The Israeli mlitary will launch an inquiry into the conduct of troops in the recent incidents on the Gaza Strip border, in which several protesters were killed by sniper fire. The investigation is to be headed by Brig. Gen. Moti Baruch, head of the General Staff's Doctrine and Training Division.
The military has not yet decided how many of the deaths are to be probed, but it appears that the probe will center on incidents in which the casualties were civilians, including the death on Friday of Palestinian photographer Yaser Murtaja.
The army claimed after the initial incidents that most of the Palestinians who had been killed were operatives in the military wings of Hamas and other terror groups.
IDF Chief of Staff Gadi Eisenkot decided to launch the probe after consulting Military Advocate General Sharon Afek.
The protocol used to launch the probe was used after Operation Protective Edge in the summer of 2014, when Israel examined incidents in which a large number of Palestinian civilians were killed by Israeli fire.
As in that case, the probe is not criminal but rather operational, and upon its conclusion the findings are to be presented to the military advocate general, who may decide whether to open a criminal investigation.
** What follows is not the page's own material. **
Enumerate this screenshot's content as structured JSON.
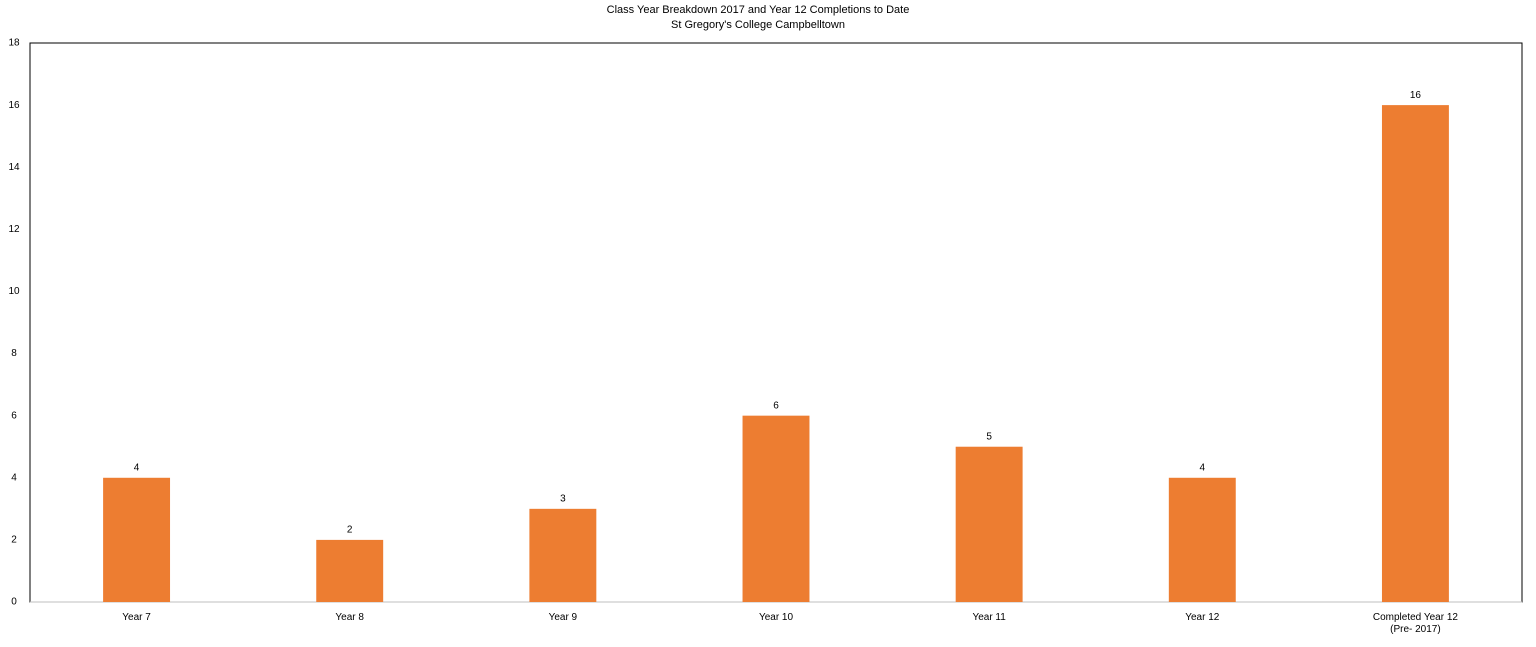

Several incidents were probed after Operation Protective Edge, but no criminal action was taken against commanders involved in any of the incidents.
The IDF recently conducted a detailed operational probe into the circumstances of the death of a protester, Ibrahim Abu Thuraya, a double amputee, in December. A military police criminal investigation was subsequently launched, and sharpshooters were questioned caution.
Nine Palestinians were killed during Friday’s demonstrations, with almost 300 wounded, all by live fire. The total number of dead over the last two weekends has reached 29. The Palestinians reported that all of Friday’s fatalities were civilians and that one was a journalist. Israel hasn’t yet released information linking casualties to the armed wings of Hamas and other groups.